We should understand though that, to my knowledge, they didn’t have any concept of committed, monogamous homosexual relationships in the time that the Bible was written. As I understand it, throughout most cultures and history, marriage has been more of a practical necessity and children even more important than ones’ spouse. While people have experienced “being in love” for as long as there have been people, this generally hasn’t been the basis for marriage until modern Western culture. (Dating is likewise a recent development, foreign to most of history.) With this in mind, it’s easy to see how homosexuality didn’t fit their culture and that the kind of homosexuality the Bible condemns would always be of the promiscuous sort. (A discussion about family is a related matter I want to explore in another post.)

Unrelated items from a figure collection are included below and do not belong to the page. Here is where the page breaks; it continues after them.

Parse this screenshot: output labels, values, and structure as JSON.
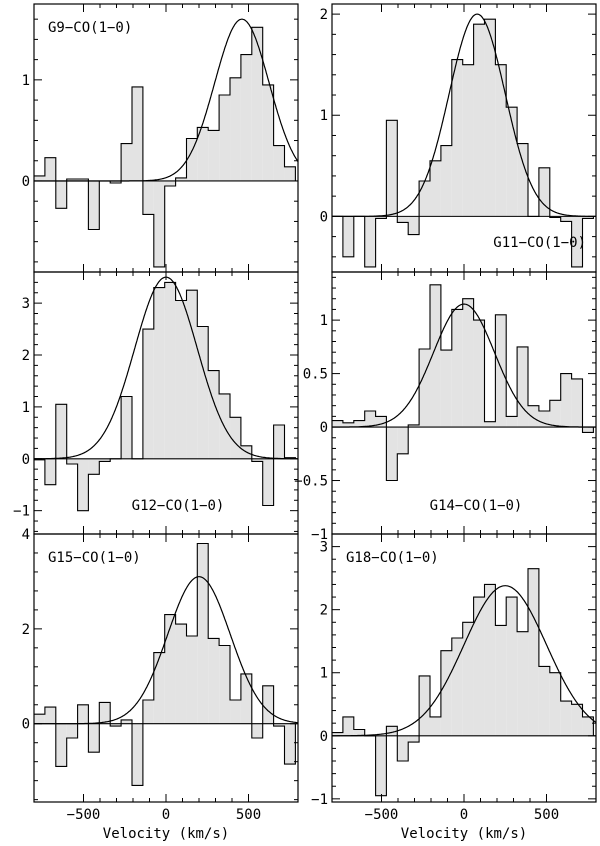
{
  "chart_data": [
    {
      "type": "bar",
      "label": "G9-CO(1-0)",
      "label_placement": "top-left",
      "x_range": [
        -800,
        800
      ],
      "ylim": [
        -0.9,
        1.75
      ],
      "yticks": [
        0,
        1
      ],
      "bin_width_kms": 66,
      "spectrum": [
        {
          "v": -800,
          "f": 0.05
        },
        {
          "v": -734,
          "f": 0.23
        },
        {
          "v": -668,
          "f": -0.27
        },
        {
          "v": -602,
          "f": 0.02
        },
        {
          "v": -536,
          "f": 0.02
        },
        {
          "v": -470,
          "f": -0.48
        },
        {
          "v": -404,
          "f": 0.0
        },
        {
          "v": -338,
          "f": -0.02
        },
        {
          "v": -272,
          "f": 0.37
        },
        {
          "v": -206,
          "f": 0.93
        },
        {
          "v": -140,
          "f": -0.33
        },
        {
          "v": -74,
          "f": -0.85
        },
        {
          "v": -8,
          "f": -0.05
        },
        {
          "v": 58,
          "f": 0.03
        },
        {
          "v": 124,
          "f": 0.42
        },
        {
          "v": 190,
          "f": 0.53
        },
        {
          "v": 256,
          "f": 0.5
        },
        {
          "v": 322,
          "f": 0.85
        },
        {
          "v": 388,
          "f": 1.02
        },
        {
          "v": 454,
          "f": 1.25
        },
        {
          "v": 520,
          "f": 1.52
        },
        {
          "v": 586,
          "f": 0.95
        },
        {
          "v": 652,
          "f": 0.35
        },
        {
          "v": 718,
          "f": 0.14
        }
      ],
      "gaussian_fit": {
        "amplitude": 1.6,
        "center": 460,
        "sigma": 165
      }
    },
    {
      "type": "bar",
      "label": "G11-CO(1-0)",
      "label_placement": "bottom-right",
      "x_range": [
        -800,
        800
      ],
      "ylim": [
        -0.55,
        2.1
      ],
      "yticks": [
        0,
        1,
        2
      ],
      "bin_width_kms": 66,
      "spectrum": [
        {
          "v": -800,
          "f": 0.0
        },
        {
          "v": -734,
          "f": -0.4
        },
        {
          "v": -668,
          "f": 0.0
        },
        {
          "v": -602,
          "f": -0.5
        },
        {
          "v": -536,
          "f": -0.02
        },
        {
          "v": -470,
          "f": 0.95
        },
        {
          "v": -404,
          "f": -0.06
        },
        {
          "v": -338,
          "f": -0.18
        },
        {
          "v": -272,
          "f": 0.35
        },
        {
          "v": -206,
          "f": 0.55
        },
        {
          "v": -140,
          "f": 0.7
        },
        {
          "v": -74,
          "f": 1.55
        },
        {
          "v": -8,
          "f": 1.5
        },
        {
          "v": 58,
          "f": 1.9
        },
        {
          "v": 124,
          "f": 1.95
        },
        {
          "v": 190,
          "f": 1.5
        },
        {
          "v": 256,
          "f": 1.08
        },
        {
          "v": 322,
          "f": 0.72
        },
        {
          "v": 388,
          "f": 0.0
        },
        {
          "v": 454,
          "f": 0.48
        },
        {
          "v": 520,
          "f": -0.01
        },
        {
          "v": 586,
          "f": -0.05
        },
        {
          "v": 652,
          "f": -0.5
        },
        {
          "v": 718,
          "f": -0.02
        }
      ],
      "gaussian_fit": {
        "amplitude": 2.0,
        "center": 80,
        "sigma": 170
      }
    },
    {
      "type": "bar",
      "label": "G12-CO(1-0)",
      "label_placement": "bottom-center",
      "x_range": [
        -800,
        800
      ],
      "ylim": [
        -1.45,
        3.6
      ],
      "yticks": [
        -1,
        0,
        1,
        2,
        3
      ],
      "bin_width_kms": 66,
      "spectrum": [
        {
          "v": -800,
          "f": -0.02
        },
        {
          "v": -734,
          "f": -0.5
        },
        {
          "v": -668,
          "f": 1.05
        },
        {
          "v": -602,
          "f": -0.1
        },
        {
          "v": -536,
          "f": -1.0
        },
        {
          "v": -470,
          "f": -0.3
        },
        {
          "v": -404,
          "f": -0.05
        },
        {
          "v": -338,
          "f": 0.0
        },
        {
          "v": -272,
          "f": 1.2
        },
        {
          "v": -206,
          "f": 0.0
        },
        {
          "v": -140,
          "f": 2.5
        },
        {
          "v": -74,
          "f": 3.3
        },
        {
          "v": -8,
          "f": 3.4
        },
        {
          "v": 58,
          "f": 3.05
        },
        {
          "v": 124,
          "f": 3.25
        },
        {
          "v": 190,
          "f": 2.55
        },
        {
          "v": 256,
          "f": 1.7
        },
        {
          "v": 322,
          "f": 1.25
        },
        {
          "v": 388,
          "f": 0.8
        },
        {
          "v": 454,
          "f": 0.25
        },
        {
          "v": 520,
          "f": -0.05
        },
        {
          "v": 586,
          "f": -0.9
        },
        {
          "v": 652,
          "f": 0.65
        },
        {
          "v": 718,
          "f": 0.02
        }
      ],
      "gaussian_fit": {
        "amplitude": 3.5,
        "center": 0,
        "sigma": 190
      }
    },
    {
      "type": "bar",
      "label": "G14-CO(1-0)",
      "label_placement": "bottom-center",
      "x_range": [
        -800,
        800
      ],
      "ylim": [
        -1.0,
        1.45
      ],
      "yticks": [
        -1,
        -0.5,
        0,
        0.5,
        1
      ],
      "bin_width_kms": 66,
      "spectrum": [
        {
          "v": -800,
          "f": 0.06
        },
        {
          "v": -734,
          "f": 0.04
        },
        {
          "v": -668,
          "f": 0.06
        },
        {
          "v": -602,
          "f": 0.15
        },
        {
          "v": -536,
          "f": 0.1
        },
        {
          "v": -470,
          "f": -0.5
        },
        {
          "v": -404,
          "f": -0.25
        },
        {
          "v": -338,
          "f": 0.02
        },
        {
          "v": -272,
          "f": 0.73
        },
        {
          "v": -206,
          "f": 1.33
        },
        {
          "v": -140,
          "f": 0.72
        },
        {
          "v": -74,
          "f": 1.1
        },
        {
          "v": -8,
          "f": 1.2
        },
        {
          "v": 58,
          "f": 1.0
        },
        {
          "v": 124,
          "f": 0.05
        },
        {
          "v": 190,
          "f": 1.05
        },
        {
          "v": 256,
          "f": 0.1
        },
        {
          "v": 322,
          "f": 0.75
        },
        {
          "v": 388,
          "f": 0.2
        },
        {
          "v": 454,
          "f": 0.15
        },
        {
          "v": 520,
          "f": 0.25
        },
        {
          "v": 586,
          "f": 0.5
        },
        {
          "v": 652,
          "f": 0.45
        },
        {
          "v": 718,
          "f": -0.05
        }
      ],
      "gaussian_fit": {
        "amplitude": 1.15,
        "center": 0,
        "sigma": 185
      }
    },
    {
      "type": "bar",
      "label": "G15-CO(1-0)",
      "label_placement": "top-left",
      "x_range": [
        -800,
        800
      ],
      "ylim": [
        -1.65,
        4.0
      ],
      "yticks": [
        0,
        2,
        4
      ],
      "xticks": [
        -500,
        0,
        500
      ],
      "bin_width_kms": 66,
      "spectrum": [
        {
          "v": -800,
          "f": 0.2
        },
        {
          "v": -734,
          "f": 0.35
        },
        {
          "v": -668,
          "f": -0.9
        },
        {
          "v": -602,
          "f": -0.3
        },
        {
          "v": -536,
          "f": 0.4
        },
        {
          "v": -470,
          "f": -0.6
        },
        {
          "v": -404,
          "f": 0.45
        },
        {
          "v": -338,
          "f": -0.05
        },
        {
          "v": -272,
          "f": 0.08
        },
        {
          "v": -206,
          "f": -1.3
        },
        {
          "v": -140,
          "f": 0.5
        },
        {
          "v": -74,
          "f": 1.5
        },
        {
          "v": -8,
          "f": 2.3
        },
        {
          "v": 58,
          "f": 2.1
        },
        {
          "v": 124,
          "f": 1.85
        },
        {
          "v": 190,
          "f": 3.8
        },
        {
          "v": 256,
          "f": 1.8
        },
        {
          "v": 322,
          "f": 1.65
        },
        {
          "v": 388,
          "f": 0.5
        },
        {
          "v": 454,
          "f": 1.05
        },
        {
          "v": 520,
          "f": -0.3
        },
        {
          "v": 586,
          "f": 0.8
        },
        {
          "v": 652,
          "f": -0.05
        },
        {
          "v": 718,
          "f": -0.85
        }
      ],
      "gaussian_fit": {
        "amplitude": 3.1,
        "center": 200,
        "sigma": 190
      },
      "xlabel": "Velocity (km/s)"
    },
    {
      "type": "bar",
      "label": "G18-CO(1-0)",
      "label_placement": "top-left",
      "x_range": [
        -800,
        800
      ],
      "ylim": [
        -1.05,
        3.2
      ],
      "yticks": [
        -1,
        0,
        1,
        2,
        3
      ],
      "xticks": [
        -500,
        0,
        500
      ],
      "bin_width_kms": 66,
      "spectrum": [
        {
          "v": -800,
          "f": 0.05
        },
        {
          "v": -734,
          "f": 0.3
        },
        {
          "v": -668,
          "f": 0.1
        },
        {
          "v": -602,
          "f": 0.0
        },
        {
          "v": -536,
          "f": -0.95
        },
        {
          "v": -470,
          "f": 0.15
        },
        {
          "v": -404,
          "f": -0.4
        },
        {
          "v": -338,
          "f": -0.1
        },
        {
          "v": -272,
          "f": 0.95
        },
        {
          "v": -206,
          "f": 0.3
        },
        {
          "v": -140,
          "f": 1.35
        },
        {
          "v": -74,
          "f": 1.55
        },
        {
          "v": -8,
          "f": 1.8
        },
        {
          "v": 58,
          "f": 2.2
        },
        {
          "v": 124,
          "f": 2.4
        },
        {
          "v": 190,
          "f": 1.75
        },
        {
          "v": 256,
          "f": 2.2
        },
        {
          "v": 322,
          "f": 1.65
        },
        {
          "v": 388,
          "f": 2.65
        },
        {
          "v": 454,
          "f": 1.1
        },
        {
          "v": 520,
          "f": 1.0
        },
        {
          "v": 586,
          "f": 0.55
        },
        {
          "v": 652,
          "f": 0.5
        },
        {
          "v": 718,
          "f": 0.3
        }
      ],
      "gaussian_fit": {
        "amplitude": 2.38,
        "center": 250,
        "sigma": 250
      },
      "xlabel": "Velocity (km/s)"
    }
  ]
}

In light of all this, there could be room to argue that committed homosexual relationships aren’t a sin. However I don’t know that this can be decided conclusively either way, no matter how much some people would like to. This brings an important Bible passage to mind: Romans 14. Understanding this passage could be a discussion all on it’s own, but I think it’s clear that Paul doesn’t want us to divide or fight over questionable matters. The challenge here is that many people would argue that it’s not a questionable matter and that the Bible is quite clear. However, I’d argue that the fact that there are many Christians who hold different beliefs makes it a debatable issue, no matter how clear some people believe it to be. Paul states that we should leave this up to God, and neither condemn nor push our beliefs onto our fellow believers. Can we—do we trust God to make our view on homosexuality clear to others (if it really is true), or do we feel we must correct everyone ourselves?  Note, I’m not saying we can’t or shouldn’t talk about it at all. What I am saying is that when we do so, we must do so respectfully and not allow it to cause division (another sin).